The initial blog grew out of a discussion I’d had, where a number of people were debating the need to have a business representative or business-focused Project Manager involved in the design stages of a data warehouse. My own view is that business users should have input at every stage of the development. User buy-in is absolutely critical to the success of a business intelligence project, since they are the ultimate consumers of the information. If they don’t like it, they won’t use it – it’s as simple as that! Users need to be involved right from the start. They can save you a lot of additional, unforeseen work since they will tell you directly if anything is missing from the warehouse. I came across an example of this, where the report consumers were not involved at all until the training. During training, the users noted with a great deal of disappointment that quite a few of their key criteria were simply missing from the warehouse. This led to discouragement and a loss of user confidence in the system. The project was ultimately leading to failure; since the users could obtain these key criteria outside of the warehouse, they saw no need to use the new warehouse.

My brief was to turn this situation around to ensure successful delivery of the project. The first step in doing so was ensuring that the users all had their say in the content of the data warehouse. Since these omissions had been discovered during the training phase, the project had been at a mature stage of development at that point of time. Thus, there was a considerable amount of re-work at every stage of the project to ensure that the warehouse contained the business users’ requirements to support their decision making processes. Needless to say, if the business users had been involved at the beginning, there would have been no need for the extensive re-work.
When building a data warehouse, it can be tempting to exclude users and to ultimately dictate a solution to them. This is particularly the case where users have never been exposed to a business intelligence solution and have a long journey ahead of them to understand the difference between a data warehouse, and a database. This situation is compounded by the fact that developers are not always the most gregarious people, and may possibly even be naturally disinclined to speak with customers.

I appreciate that it can be difficult to explain complex concepts, such as cubes, to business users.
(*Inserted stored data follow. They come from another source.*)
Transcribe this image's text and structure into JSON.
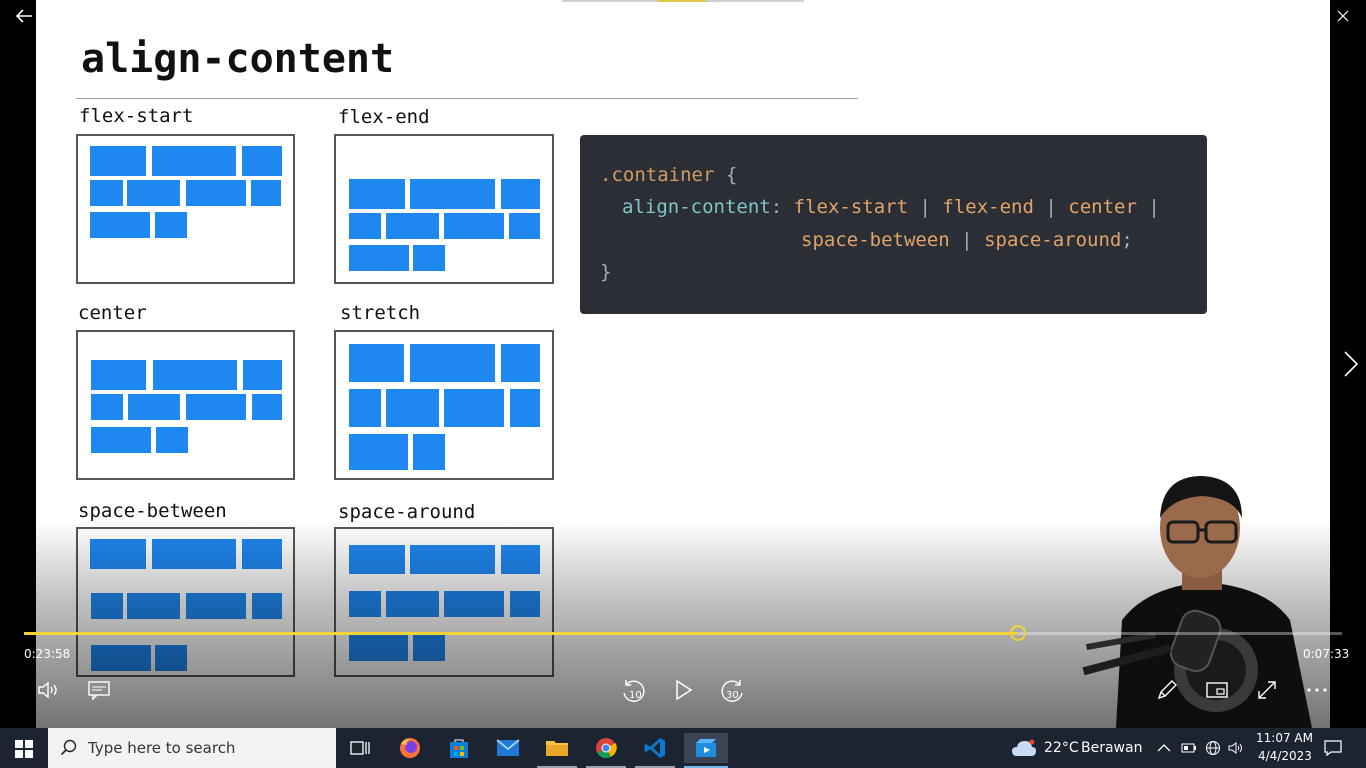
{
  "slide": {
    "title": "align-content",
    "demos": [
      {
        "label": "flex-start"
      },
      {
        "label": "flex-end"
      },
      {
        "label": "center"
      },
      {
        "label": "stretch"
      },
      {
        "label": "space-between"
      },
      {
        "label": "space-around"
      }
    ],
    "code": {
      "selector": ".container",
      "open_brace": "{",
      "property": "align-content",
      "colon": ":",
      "values": [
        "flex-start",
        "flex-end",
        "center",
        "space-between",
        "space-around"
      ],
      "separator": "|",
      "semicolon": ";",
      "close_brace": "}"
    }
  },
  "player": {
    "elapsed": "0:23:58",
    "remaining": "0:07:33",
    "progress": 0.754,
    "rewind_seconds": "10",
    "forward_seconds": "30"
  },
  "taskbar": {
    "search_placeholder": "Type here to search",
    "weather_temp": "22°C",
    "weather_desc": "Berawan",
    "time": "11:07 AM",
    "date": "4/4/2023"
  },
  "colors": {
    "accent": "#f2d338",
    "demo_block": "#1f87f0",
    "code_bg": "#2b2e34",
    "taskbar_bg": "#1c2431"
  }
}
One customer told me that a ‘grey fog of confusion’ descended on his brain whenever he heard the word ‘cube’! However, I have found that using Microsoft BI products have helped business users to really see, understand and use their data have the ‘Aha!’ moment and to really understand. For example, showing business users the contents of a cube in Excel or in the Analysis Services browser supports their learning journey to the ‘Aha!’ moment.
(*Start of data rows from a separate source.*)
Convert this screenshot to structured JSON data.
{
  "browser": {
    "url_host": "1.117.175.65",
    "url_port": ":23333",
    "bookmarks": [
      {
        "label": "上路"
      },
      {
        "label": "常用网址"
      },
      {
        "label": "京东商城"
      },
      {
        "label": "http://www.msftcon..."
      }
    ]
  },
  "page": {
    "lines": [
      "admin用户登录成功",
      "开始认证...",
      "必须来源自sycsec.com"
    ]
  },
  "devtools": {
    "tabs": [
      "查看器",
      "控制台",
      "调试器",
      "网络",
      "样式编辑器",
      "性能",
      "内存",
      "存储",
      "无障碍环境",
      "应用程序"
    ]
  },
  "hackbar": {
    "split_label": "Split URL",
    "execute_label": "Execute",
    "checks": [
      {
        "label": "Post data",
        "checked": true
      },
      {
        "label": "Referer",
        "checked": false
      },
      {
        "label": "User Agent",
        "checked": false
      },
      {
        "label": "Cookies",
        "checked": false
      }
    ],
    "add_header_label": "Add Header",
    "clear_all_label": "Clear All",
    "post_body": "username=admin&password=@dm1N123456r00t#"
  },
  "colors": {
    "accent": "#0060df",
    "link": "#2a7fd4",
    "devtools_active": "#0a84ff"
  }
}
The users’ journey to understanding and confidence can be supported by actively involving them at different stages. One useful way of doing this is to get the user’s input when creating cubes. I achieved this by listing out the possible hierarchies and attributes in an Excel spreadsheet, asking the business team to organise them to reflect their business structures. Since they knew the business well, they did this easily. When they saw the completed cube, it was a real confidence boost for them to see that they had had direct input into the creation of the cube and that it was a correct translation of the data into their business needs. The business users’ confidence levels were increased by the fact that they could interact with the cube in the comfort zone of Excel. Ultimately, involving the customer at all stages directly helped them to accept the system. Getting business users to accept, understand and interact with a business intelligence solution is often one of the hardest parts of a BI project. However, in my experience as a BI practitioner, the Microsoft BI stack of products makes this easier since it is directly aimed at this group of users who will ultimately determine the success – or otherwise – of the Business Intelligence project. What’s the point of delivering a technically perfect solution if nobody will use it or can understand it? Solutions like
Tableau, XLCubed are an excellent addition to existing solutions since they enhance the analysis of the underlying data, and so they’re also worth considering.